Lummis, sworn in Jan. 3 to replace now-retired Wyoming Sen. Mike Enzi, was the only member of Wyoming’s congressional delegation to support either of the two objections the U.S. Senate and House of Representatives considered. Sen. John Barrasso and Rep. Liz Cheney, both Republicans, voted against objections to results in Pennsylvania and Arizona.
Lummis said in a written statement to the U.S. Senate that she supported the objections in Pennsylvania because she was concerned its electoral vote was not “regularly given” under the state’s laws.
“Serious concerns have been raised about the constitutionality of Pennsylvania’s vote-by-mail statute,” she wrote. “Also, Pennsylvania election law may have been applied unevenly by state officials, including signature verification and voter identification requirements.”
U.S. Rep Mike Kelly, R-Pa., challenged in court a 2019 election law that gave Pennsylvania voters the option to request and cast mail ballots, among other changes. That lawsuit was part of the reason Sen. Josh Hawley, R-Mo., objected to Pennsylvania’s count, according to the Wall Street Journal.
But the Pennsylvania Supreme Court dismissed Kelly’s case on Nov. 28. When Kelly appealed to the U.S. Supreme Court to keep the state from certifying election results, the court tersely denied his appeal on Dec. 8.
In a statement released Thursday afternoon, Lummis said “objecting to the certification of the votes in Pennsylvania was never intended to change the outcome of the election.” Instead, she said, it was “intended to shine a light on serious concerns over voter irregularities raised by Pennsylvania legislators themselves.”
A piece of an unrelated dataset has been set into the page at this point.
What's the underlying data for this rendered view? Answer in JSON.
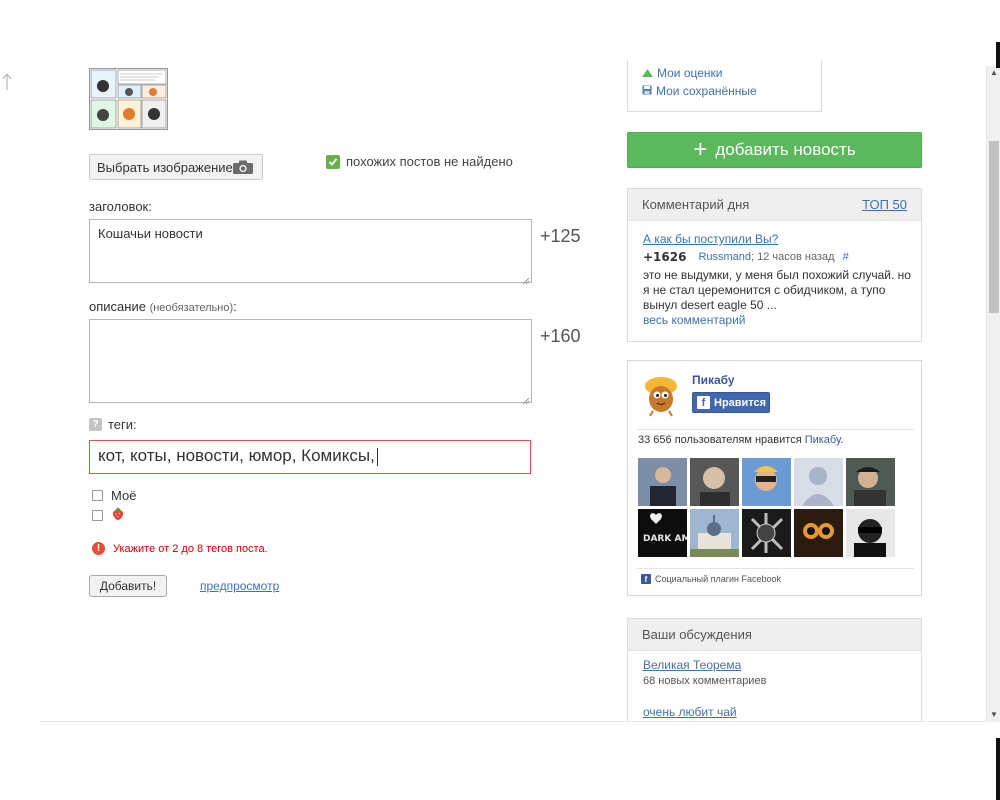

In contrast, Cheney reproached Trump on NBC News on Wednesday for refusing to concede.
“No president has ever failed to concede or agree to leave office after the Electoral College has voted,” Cheney said. “[Trump] will be remembered — this will be part of his legacy — and it is a dangerous moment for the country.”
Barrasso and Cheney both said they would respect the Electoral College’s vote and did so by voting against objections.
Outgoing Sen. Mike Enzi, the longtime Wyoming Republican Lummis replaced, earlier said he respected the results of the vote according to the Casper Star Tribune.
Vice President Mike Pence certified the Electoral College vote, and Biden’s win, shortly before 4 a.m. Thursday.